1 – Theres the popular 5 minutes of physical exercise for every month of the pups life (20 mins walk 4 months, 25 minutes walk 5 months etc). This is so the puppy doesn’t put too much pressure on their developing joints.
Intense exercise such as running off lead is best to be limited to short bursts during the first year (at least) of the pups life. Stair climbing and strenuous activities are better to be avoided during this time too. This is so the dogs body isn’t exposed to too much physical stress which can cause health problems further on in the dogs life. Once the dog has fully developed (it feels like forever when you just wanna get out there enjoying long walks with the dog!) you are free to challenge the dog physically.
2 – Instead of walking continuously for 20 minutes, you could use these shorter walks as an opportunity to stop regularly to let the puppy sniff around or introduce them to a new object/place/person/dog etc. Letting the pup watch the world go by and practising how to settle in different environments adds a mental challenge and breaks up your walk. Plus it also means you can spend longer than 20 minutes out of the house together!
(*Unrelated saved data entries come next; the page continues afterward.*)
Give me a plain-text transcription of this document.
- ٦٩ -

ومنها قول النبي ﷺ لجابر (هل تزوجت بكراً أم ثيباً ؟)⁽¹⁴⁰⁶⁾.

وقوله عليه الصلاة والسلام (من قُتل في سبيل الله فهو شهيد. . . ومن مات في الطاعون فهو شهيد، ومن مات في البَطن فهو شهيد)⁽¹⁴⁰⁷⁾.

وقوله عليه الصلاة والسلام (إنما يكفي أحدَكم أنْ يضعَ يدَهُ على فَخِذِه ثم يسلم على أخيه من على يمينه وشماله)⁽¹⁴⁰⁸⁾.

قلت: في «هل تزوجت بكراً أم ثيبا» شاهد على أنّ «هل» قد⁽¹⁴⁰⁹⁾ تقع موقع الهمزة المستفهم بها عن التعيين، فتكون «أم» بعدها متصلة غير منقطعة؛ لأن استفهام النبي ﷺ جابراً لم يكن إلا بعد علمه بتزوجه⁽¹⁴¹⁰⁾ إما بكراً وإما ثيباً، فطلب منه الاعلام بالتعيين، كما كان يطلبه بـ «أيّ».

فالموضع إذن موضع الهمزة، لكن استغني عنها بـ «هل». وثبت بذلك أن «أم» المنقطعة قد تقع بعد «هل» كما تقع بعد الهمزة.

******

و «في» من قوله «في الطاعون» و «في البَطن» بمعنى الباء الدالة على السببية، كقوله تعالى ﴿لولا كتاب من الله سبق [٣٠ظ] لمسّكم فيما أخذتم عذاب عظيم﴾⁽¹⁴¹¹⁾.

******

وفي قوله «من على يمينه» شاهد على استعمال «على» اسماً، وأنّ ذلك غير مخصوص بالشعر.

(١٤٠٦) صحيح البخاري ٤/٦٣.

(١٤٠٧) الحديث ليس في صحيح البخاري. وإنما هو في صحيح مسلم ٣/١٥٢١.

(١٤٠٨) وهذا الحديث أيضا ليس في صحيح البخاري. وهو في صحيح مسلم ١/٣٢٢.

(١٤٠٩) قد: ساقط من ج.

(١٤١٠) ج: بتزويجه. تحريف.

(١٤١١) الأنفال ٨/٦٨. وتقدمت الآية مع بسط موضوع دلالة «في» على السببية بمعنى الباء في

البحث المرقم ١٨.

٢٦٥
Or breaking the walks up into smaller walks instead helps encourage toilet training as they then have regular opportunities to do it outside.
3 – Restricting the dogs amount of time walking doesn’t mean that you can’t play games with your growing pup. Games are a perfect way to teach your dog new behaviours and helps tire them out so they aren’t destructive or hyper active.
Using a tug toy or something that you can hold on to keeps the dog engaged with you. Playing fetch with a dog at a young age can cause damage to joints because of the high intensity of the run and landing on the ball. Using a toy that you and your dog can interact with limits any intense exercise, and is also a good way of introducing games like finding the toy!
Although your new dog may seem up for lots of fun, restricting them to begin with will ensure that you have a healthy dog ready to join in on adventures.